When two lines after asking, “What if she’s just not my type and I’m not into her anymore?” she asks about the likelihood of her impending date with death via meningitis, it’s pretty clear that these questions aren’t meant to be taken seriously, let alone used as the basis for a major blowout and relationship-reckoning session. But if you were Mackenzie’s girlfriend, you might never be able to shake the feeling you felt when you read “what if she’s just not my type?” which is why, Mackenzie’s girlfriend, you should never read Mackenzie’s email.
What if there is an affair, however? What if, for example, you’ve gifted your on-again-off-again boyfriend a Mac laptop and, when said laptop breaks, you (kindly) offer to try and fix it and in lieu of success, pay for someone else to fix it (also he may or may not STILL owe you $300 from a vacation you took in 2003) and while the laptop is in your possession and you are investigating its brokenness in order to PAY for it to get FIXED, you happen upon a folder named after a girl whose picture, suspiciously, was on the nightstand you’d stare at forlornly after having sex with him again even though you’d promised your soul NEVER AGAIN? What if this folder contained love letters between the boy and Nightstand Girl during the period in which he said she was “just a friend”/”like a sister”? Would it then be ethical to drive to his house and throw the laptop at his face? I think so. In that case, I feel, it is appropriate to break the laws of Bisexual Fight Club. IMHO.
Recently, I had this conversation, which I think is the way all these conversations should go:
Person #1: (looking over my shoulder at the computer) Why does [person] [verb] [action]?
Me: Why are you reading my G-Chat?
Because — in my opinion, that’s all that needs to be said. I’ve had to leave work mid-afternoon to deal with a snooping roommate/sexual partner/co-worker/best friend (yes I know, bad idea, you never want all those things to be the same person).
Of course, those scenarios — and I’m sure you all have horror stories of your own (PLEASE SHARE!) — pale in comparison to what Leon Walker was considering when he checked Clara’s email.
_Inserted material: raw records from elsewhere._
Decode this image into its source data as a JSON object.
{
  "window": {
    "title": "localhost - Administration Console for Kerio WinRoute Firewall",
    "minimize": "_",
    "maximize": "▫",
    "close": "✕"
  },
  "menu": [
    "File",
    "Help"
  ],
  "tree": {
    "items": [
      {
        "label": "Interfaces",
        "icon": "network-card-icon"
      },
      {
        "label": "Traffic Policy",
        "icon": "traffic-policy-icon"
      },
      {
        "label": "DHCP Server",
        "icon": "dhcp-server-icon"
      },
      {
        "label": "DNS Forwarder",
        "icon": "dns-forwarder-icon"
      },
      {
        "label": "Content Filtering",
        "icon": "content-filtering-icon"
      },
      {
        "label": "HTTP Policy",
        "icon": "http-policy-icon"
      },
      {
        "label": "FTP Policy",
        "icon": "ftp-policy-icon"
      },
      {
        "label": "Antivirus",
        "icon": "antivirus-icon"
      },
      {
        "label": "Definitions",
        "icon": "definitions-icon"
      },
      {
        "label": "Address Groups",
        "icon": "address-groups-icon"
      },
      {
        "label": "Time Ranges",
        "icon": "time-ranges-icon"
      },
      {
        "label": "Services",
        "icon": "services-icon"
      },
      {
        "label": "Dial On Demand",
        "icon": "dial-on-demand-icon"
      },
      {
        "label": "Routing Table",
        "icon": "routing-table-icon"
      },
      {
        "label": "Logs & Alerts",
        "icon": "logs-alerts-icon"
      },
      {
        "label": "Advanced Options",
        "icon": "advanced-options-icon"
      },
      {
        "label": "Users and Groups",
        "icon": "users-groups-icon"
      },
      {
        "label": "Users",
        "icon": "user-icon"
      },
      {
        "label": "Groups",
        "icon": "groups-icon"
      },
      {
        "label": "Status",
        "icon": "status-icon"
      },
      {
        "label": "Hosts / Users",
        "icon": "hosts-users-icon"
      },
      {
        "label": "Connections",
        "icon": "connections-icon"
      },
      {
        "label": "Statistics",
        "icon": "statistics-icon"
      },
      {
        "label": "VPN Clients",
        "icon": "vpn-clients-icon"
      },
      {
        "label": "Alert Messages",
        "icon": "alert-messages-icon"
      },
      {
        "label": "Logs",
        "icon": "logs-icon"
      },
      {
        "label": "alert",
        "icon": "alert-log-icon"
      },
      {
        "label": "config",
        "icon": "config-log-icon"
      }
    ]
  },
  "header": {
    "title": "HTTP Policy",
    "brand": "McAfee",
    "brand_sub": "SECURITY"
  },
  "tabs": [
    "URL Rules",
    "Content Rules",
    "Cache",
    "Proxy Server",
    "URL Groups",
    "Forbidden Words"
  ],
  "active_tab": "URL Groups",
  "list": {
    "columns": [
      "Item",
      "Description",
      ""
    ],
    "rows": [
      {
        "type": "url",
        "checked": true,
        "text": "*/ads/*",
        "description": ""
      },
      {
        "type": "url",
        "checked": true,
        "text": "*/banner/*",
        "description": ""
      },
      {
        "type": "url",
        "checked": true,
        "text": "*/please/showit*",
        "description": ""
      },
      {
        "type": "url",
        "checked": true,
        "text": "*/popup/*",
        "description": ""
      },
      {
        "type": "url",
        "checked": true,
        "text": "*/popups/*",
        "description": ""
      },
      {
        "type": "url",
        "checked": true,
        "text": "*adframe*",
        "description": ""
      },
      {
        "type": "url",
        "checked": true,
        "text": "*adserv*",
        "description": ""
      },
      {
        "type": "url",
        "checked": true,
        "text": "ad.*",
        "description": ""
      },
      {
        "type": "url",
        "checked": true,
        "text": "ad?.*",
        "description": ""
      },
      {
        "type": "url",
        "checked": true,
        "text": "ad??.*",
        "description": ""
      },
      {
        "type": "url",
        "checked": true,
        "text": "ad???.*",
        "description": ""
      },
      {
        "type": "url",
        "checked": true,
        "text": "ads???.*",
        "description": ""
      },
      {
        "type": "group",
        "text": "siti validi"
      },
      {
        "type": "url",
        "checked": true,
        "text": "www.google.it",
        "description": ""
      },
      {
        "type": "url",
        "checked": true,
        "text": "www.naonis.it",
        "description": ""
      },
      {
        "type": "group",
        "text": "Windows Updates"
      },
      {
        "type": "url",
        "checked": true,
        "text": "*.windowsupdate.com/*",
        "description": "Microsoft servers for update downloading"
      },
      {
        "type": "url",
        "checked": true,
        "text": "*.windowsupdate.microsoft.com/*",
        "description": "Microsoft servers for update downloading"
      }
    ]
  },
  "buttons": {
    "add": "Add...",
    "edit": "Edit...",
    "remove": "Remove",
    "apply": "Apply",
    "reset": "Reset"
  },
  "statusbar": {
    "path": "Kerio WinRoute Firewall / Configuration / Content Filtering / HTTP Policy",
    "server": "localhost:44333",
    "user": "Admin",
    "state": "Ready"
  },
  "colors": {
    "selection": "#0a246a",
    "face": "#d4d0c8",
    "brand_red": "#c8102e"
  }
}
Polls on The Free Press website and the USA Today indicate most agree that snooping isn’t okay, but that it shouldn’t be criminalized either:
…and it’s unclear where this fits in with statues like the Electronic Communications Act, which as the name implies protects private electronic communications from being accessed without a warrant. Though it’s widely believed that opening someone else’s postal mail is against the law, that’s not the case precisely:
In the United States there is no specific constitutional guarantee on the privacy of correspondence. The secrecy of letters and correspondence is derived through litigation from the Fourth Amendment to the United States Constitution. In an 1877 case the U.S. Supreme Court stated:
No law of Congress can place in the hands of officials connected with the Postal Service any authority to invade the secrecy of letters and such sealed packages in the mail; and all regulations adopted as to mail matter of this kind must be in subordination to the great principle embodied in the fourth amendment of the Constitution.
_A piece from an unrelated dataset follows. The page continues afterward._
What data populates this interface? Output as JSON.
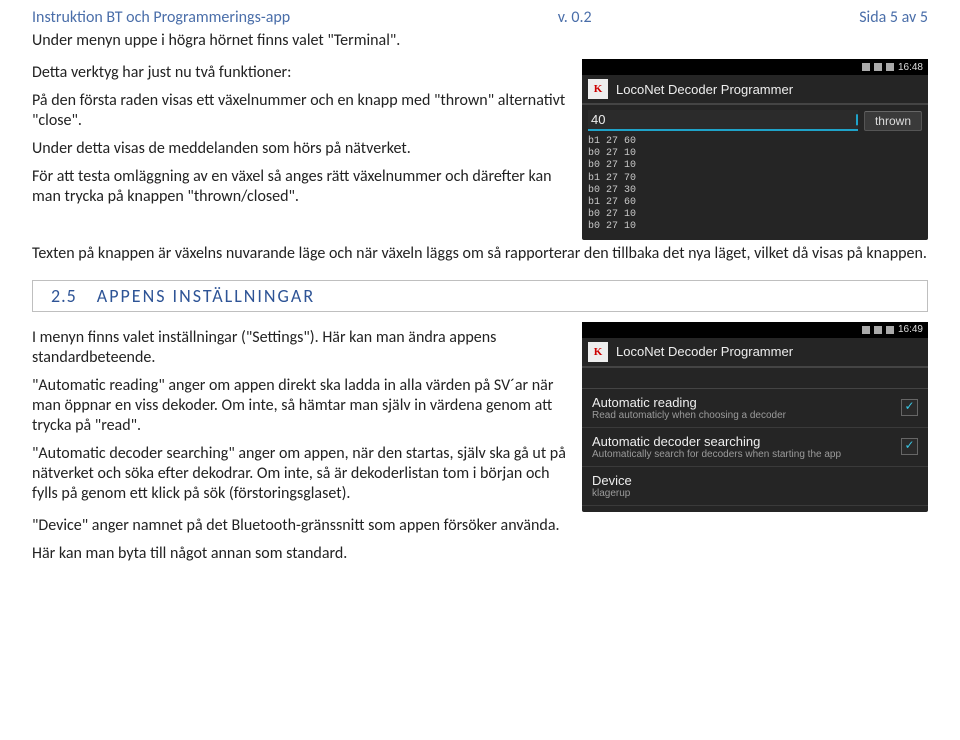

We have long regulated the right of the government to go snooping around. No reading mail, J. Edgar Hoover. No reading email, Robert Mueller. (Sort of…hello Patriot Act). But with new advents in technology that enable toddlers to be proficient at computer use before they fully develop fine motor skills, we must consider how digital snooping should be regulated on a citizen’s level. Or maybe not. What do you think?